Australia’s success in flattening the curve has bought us membership to a group of “first mover” nations who have flattened the curve successfully — including Denmark, Austria, Czech Republic, Israel, New Zealand and Greece. Last night, Prime Minister Scott Morrison participated in a teleconference with leaders of these countries. 

The first mover countries all succeeded for similar reasons — go early, go hard, go testing.

Austria, which started reopening shops more than three weeks ago, went into lockdown on March 16 — earlier than almost anywhere in Europe — and dispatched mobile testing units around the country.

Denmark shut borders, kept its workers home and limited gatherings early, and became the first country outside of Asia to start easing restrictions last month. So far, it hasn’t seen a spike in cases after opening up

The Czech Republic put in place a lockdown before recording a single death from COVID-19.

Knowing its austerity-ravaged health system would not cope with a major outbreak, Greece also moved aggressively, shutting down much of the country in early March; the country is hoping its success means it can still get a much needed economic boost from summer tourism.

Israel also implemented a tough lockdown, and a controversial phone surveillance program.

Finally, New Zealand, which locked down earlier and harder than us.

But notably, we’re easing restrictions later, and from a safer position than most of these countries. With the exception of New Zealand, we have far lower numbers of cases or deaths per million people than any of the countries in the group.

NRL anti-vaxxers score a win

The NRL is committed to restarting games later this month, but what’s less certain is whether any of the action will be able to match the off-field drama we’ve seen during lockdown.

Things took a turn for the absurd this week over the issue of vaccinations. One of the conditions of the league restarting was mandatory flu vaccination for all players. But then Gold Coast Titans’ Bryce Cartwright, who has emerged as footy’s best known anti-vaxxer, announced he wouldn’t sign the jab waiver, with about 20 players following suit.

Astonishingly, the NRL has caved and is now allowing players with a “conscientious objection” to play on without getting their flu vaccine, despite Scott Morrison saying players should abide by a “no jab no play” policy.

Democracy struggles with Zoom

Social distancing has meant the crucial business of running the country has had to be conducted over video conference.
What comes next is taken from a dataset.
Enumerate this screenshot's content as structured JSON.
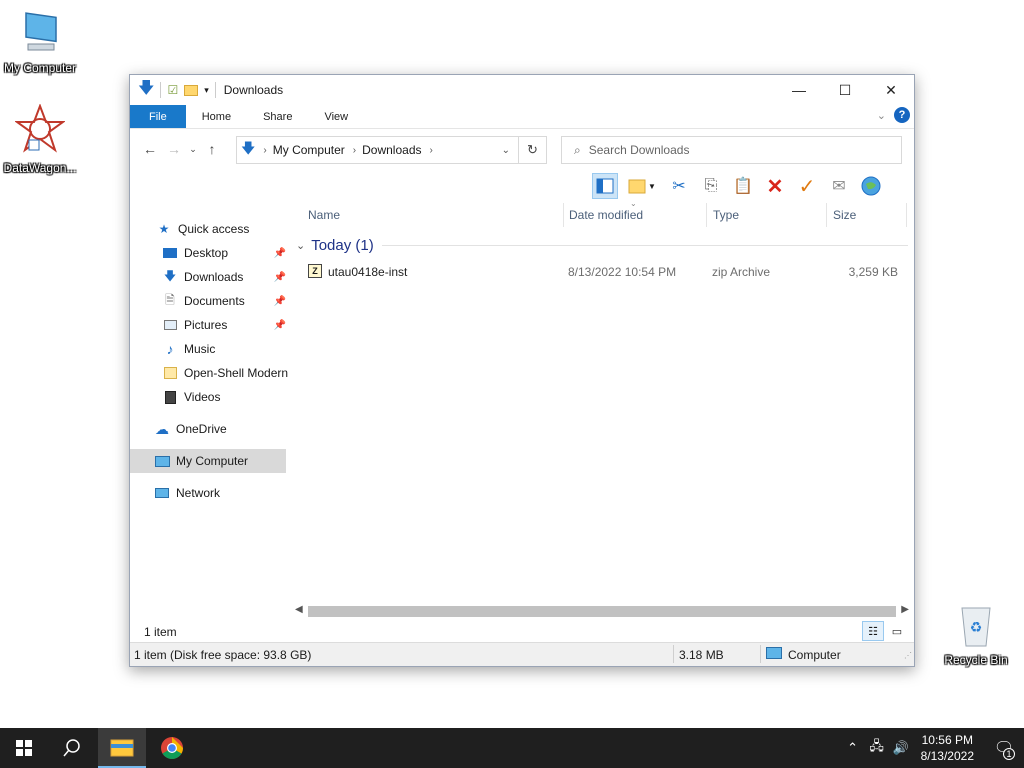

That’s brought with it a heap of challenges, and highlighted many politicians’ discomfort with technology.

Case in point: this week, Jacqui Lambie spent 20 minutes trying to turn her microphone on.

The Ruby Princess inquiry has seen more than its fair share of technical difficulties. In the early days, the stream cut out repeatedly, while yesterday, NSW Health Minister Brad Hazzard accused two Labor MPs of winking at each other via video link.

Meanwhile Commissioner Bret Walker SC, known for getting George Pell acquitted at the High Court, revealed he didn’t know what WhatsApp was. Of course Walker’s technophobia is the stuff of Phillip St legend — he’s rumoured to have his assistant print out emails for him. 

Given the challenges many are having, it’s unsurprising that in the UK, the House of Commons is forcing MPs to upskill, and has provided written guidelines describing how and where to set up a video conference, and information on muting calls.